Werde da wohl in der ersten Aprilwoche hinfahren.
Der Teich ist aus 1,5mm Kunststoff, da dürfte der __ Schilf wohl nicht`s anrichten dürfen, oder?

Gruß
Peter


----------



## Annett (7. März 2007)

*AW: Wo beziehe ich Pflanzen für Pflanzteich (Nährstofffilter)*

Hallo Peter,

klick mal hier auf __ Schilfrohr .
Die Bilder stammen von Roland, der sie uns freundlicher Weise zur Verfügung gestellt hat.
Wie dick die Folie war, kann ich leider nicht sagen. Aber ich finde die Fotos beeindruckend.
1,5mm hochwertige PVC-Folie sollten einiges aushalten. Zur Sicherheit würde ich aber jegliche Falten glatt mit der Teichfolie verkleben, sodass sie einfach keine Angriffsfläche bietet. 
Das macht sich mit den zugehörigen Quellschweißmitteln (sollte es im Laden, der die Folie verkauft, geben) ganz gut. 
Vorher noch mit Aceton reinigen und nicht bei 30°C im Schatten verarbeiten - da verfliegt das Lösungsmittel zu schnell.
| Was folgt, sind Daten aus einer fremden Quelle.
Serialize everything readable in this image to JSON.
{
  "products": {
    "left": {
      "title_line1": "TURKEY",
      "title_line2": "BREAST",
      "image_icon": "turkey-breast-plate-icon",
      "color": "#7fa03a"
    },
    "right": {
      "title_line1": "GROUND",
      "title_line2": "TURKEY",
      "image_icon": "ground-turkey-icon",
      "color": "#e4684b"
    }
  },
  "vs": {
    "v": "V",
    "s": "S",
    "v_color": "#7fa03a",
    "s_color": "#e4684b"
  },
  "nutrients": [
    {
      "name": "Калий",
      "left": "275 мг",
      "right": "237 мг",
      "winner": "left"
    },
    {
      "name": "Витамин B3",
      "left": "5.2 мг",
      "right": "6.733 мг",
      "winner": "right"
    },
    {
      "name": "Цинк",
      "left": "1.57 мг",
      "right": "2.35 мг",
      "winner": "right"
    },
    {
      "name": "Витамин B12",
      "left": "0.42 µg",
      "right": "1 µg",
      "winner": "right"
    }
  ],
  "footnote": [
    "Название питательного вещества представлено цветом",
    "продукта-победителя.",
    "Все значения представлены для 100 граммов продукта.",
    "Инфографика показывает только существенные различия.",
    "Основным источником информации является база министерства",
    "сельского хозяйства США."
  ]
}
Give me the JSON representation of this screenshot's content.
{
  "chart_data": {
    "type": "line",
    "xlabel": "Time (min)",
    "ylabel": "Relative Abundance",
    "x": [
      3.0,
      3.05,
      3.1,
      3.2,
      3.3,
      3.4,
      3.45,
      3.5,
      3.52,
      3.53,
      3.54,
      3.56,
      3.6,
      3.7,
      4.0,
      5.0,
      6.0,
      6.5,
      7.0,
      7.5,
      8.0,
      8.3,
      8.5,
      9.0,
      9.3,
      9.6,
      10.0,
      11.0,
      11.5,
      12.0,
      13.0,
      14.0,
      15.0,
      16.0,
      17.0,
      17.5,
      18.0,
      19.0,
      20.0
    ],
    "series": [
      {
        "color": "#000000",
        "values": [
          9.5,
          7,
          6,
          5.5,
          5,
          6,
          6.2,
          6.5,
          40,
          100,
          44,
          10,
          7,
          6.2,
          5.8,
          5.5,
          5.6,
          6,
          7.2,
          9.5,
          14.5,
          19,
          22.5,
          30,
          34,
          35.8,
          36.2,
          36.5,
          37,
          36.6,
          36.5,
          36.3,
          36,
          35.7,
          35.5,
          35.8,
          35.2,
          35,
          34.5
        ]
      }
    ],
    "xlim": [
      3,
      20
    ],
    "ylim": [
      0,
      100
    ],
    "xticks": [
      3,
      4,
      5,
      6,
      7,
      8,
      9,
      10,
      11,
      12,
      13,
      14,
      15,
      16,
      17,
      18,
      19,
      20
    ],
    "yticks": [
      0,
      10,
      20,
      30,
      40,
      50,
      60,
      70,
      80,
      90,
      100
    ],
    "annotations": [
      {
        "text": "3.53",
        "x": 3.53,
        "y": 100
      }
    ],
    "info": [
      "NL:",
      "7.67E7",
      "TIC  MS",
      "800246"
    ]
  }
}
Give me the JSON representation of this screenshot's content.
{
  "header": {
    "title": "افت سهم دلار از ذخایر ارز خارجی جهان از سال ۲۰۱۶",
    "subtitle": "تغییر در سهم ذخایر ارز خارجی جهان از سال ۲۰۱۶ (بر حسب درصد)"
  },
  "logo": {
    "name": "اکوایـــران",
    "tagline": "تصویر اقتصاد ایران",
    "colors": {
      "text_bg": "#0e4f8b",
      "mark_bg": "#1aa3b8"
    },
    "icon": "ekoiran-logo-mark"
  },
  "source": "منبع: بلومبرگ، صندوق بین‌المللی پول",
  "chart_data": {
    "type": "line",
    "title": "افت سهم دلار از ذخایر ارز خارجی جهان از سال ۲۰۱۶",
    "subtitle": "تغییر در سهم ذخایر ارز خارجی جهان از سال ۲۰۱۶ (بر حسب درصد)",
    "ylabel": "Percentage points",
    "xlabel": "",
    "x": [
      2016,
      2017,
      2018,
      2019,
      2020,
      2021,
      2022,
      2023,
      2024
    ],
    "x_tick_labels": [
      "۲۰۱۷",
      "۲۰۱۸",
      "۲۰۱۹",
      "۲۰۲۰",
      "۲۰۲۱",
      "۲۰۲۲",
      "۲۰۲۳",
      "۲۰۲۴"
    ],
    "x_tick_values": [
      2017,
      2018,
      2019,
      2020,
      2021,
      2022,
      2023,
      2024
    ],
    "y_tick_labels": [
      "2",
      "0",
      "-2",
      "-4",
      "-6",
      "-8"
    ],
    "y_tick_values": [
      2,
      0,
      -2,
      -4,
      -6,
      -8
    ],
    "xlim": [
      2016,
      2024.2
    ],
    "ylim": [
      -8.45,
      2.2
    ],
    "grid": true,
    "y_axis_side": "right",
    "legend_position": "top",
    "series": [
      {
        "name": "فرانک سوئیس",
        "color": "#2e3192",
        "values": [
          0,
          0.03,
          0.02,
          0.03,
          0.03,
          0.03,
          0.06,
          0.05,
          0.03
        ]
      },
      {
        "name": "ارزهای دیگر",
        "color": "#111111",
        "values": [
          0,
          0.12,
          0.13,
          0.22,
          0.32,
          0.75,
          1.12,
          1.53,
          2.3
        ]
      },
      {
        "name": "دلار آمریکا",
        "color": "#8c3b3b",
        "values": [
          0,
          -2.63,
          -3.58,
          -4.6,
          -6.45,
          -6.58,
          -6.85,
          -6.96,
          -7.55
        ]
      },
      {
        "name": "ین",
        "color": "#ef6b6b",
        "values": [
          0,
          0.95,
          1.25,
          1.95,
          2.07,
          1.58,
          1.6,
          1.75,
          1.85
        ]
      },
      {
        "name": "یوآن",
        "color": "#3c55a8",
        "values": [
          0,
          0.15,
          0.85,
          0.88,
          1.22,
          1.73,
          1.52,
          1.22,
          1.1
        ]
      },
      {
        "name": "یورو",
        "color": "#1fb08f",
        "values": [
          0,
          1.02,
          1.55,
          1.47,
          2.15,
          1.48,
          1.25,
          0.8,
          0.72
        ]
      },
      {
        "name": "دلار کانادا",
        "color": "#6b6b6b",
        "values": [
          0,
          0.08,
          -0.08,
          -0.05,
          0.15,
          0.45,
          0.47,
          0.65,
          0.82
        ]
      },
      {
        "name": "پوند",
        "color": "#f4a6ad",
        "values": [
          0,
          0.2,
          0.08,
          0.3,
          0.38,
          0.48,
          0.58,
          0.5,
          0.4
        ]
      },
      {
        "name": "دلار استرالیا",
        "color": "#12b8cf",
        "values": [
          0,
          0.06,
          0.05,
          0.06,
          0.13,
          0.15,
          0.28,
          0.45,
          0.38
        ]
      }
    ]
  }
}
Beim Teich-Peter waren schon einige der User. 
Allerdings kann man da als Endkunde wohl nur Samstags auftauchen und mir persönlich ist der Weg eh viiiel zu weit. 
Aber wenn er nur 30km von Dir entfernt liegt, dann ist doch alles in Butter.


----------



## sb-canerods (16. März 2007)

*AW: Wo beziehe ich Pflanzen für Pflanzteich (Nährstofffilter)*

Hallo,
werden die Pflanzen für den Bodenfilter auch mit Körben eingepflanzt oder kann man sie auch so einpflanzen?
Viele Grüße
Simon


----------



## Roland (16. März 2007)

*AW: Wo beziehe ich Pflanzen für Pflanzteich (Nährstofffilter)*

Hallo,

mein Pflanzenteich ist immer noch nicht in Ordnung, warne aber nach wie vor __ Schilf zu benutzen. Die Rhizome des Schilfs durchdrangen zuerst die Folie, dann das Vlies, liefen weiter unter Vlies und Folie über den Uferrand, auf dem er sich wahnsinnig vermehrte und dann wieder die Folie im Hauptteich durchbrach(gottseidank auf dem Uferrand). 
Meine Folie ist eine 1mm Epdm-Folie unterlegt mit 2 x 400 gr Vlies.
Das Schilf war übrigens in Pflanzkörbe gepflanzt, von denen nach jetzt 4 Jahren, nur noch Plastikstücke übrigblieben! Ich werde wohl oder übel in Zukunft auf Schilf verzichten!


----------



## Steingarnele (17. März 2007)

*AW: Wo beziehe ich Pflanzen für Pflanzteich (Nährstofffilter)*

Moin,

wenn das __ Schilf in den Pflanzkörben nicht unter Kontrolle steht, kann das schon passieren. Da die Pflanzkörbe sehr dünn, und weich sind hat man in der Kombination immer Probleme. Es geht auch ohne auf das Schilf zu verzichten, entweder man setzt es in einen V2A Behälter. Oder man nimmt einen *neuen* 5 Liter Benzinkanister, schneiten ihn oben auf, und hat so einen stabilen Behälter. Man kann aber auch solche Kisten wie auf dem Bild aus Gärtnereien verwenden.


----------



## Silverstorm (23. März 2007)

*AW: Wo beziehe ich Pflanzen für Pflanzteich (Nährstofffilter)*

Und was würde als Alternative fürs __ Schilf geeignet sein? __ Rohrkolben evtl? In meinem speziellen Fall wärs für eine Bepflanzung eines Bodenfilters gedacht.

Chris


----------



## baroni (23. März 2007)

*AW: Wo beziehe ich Pflanzen für Pflanzteich (Nährstofffilter)*

hallo peter,
wenn das __ schilf schon bei roland durch eine 1mm epdm folie durch ging, dann hat es bei einer 1,5mm pvc folie schon gar keine probleme!
__ rohrkolben ist sogar noch schlimmer als schilf, vorallem der grosse rohrkolben!
ich habe auch schilf und verschiedene rohrkolben in meinem teich und hoffe das nichts passiert!
meine epdm folie ist 1.14mm stark und hat mit über 400% dehnung eigentlich genügend spielraum.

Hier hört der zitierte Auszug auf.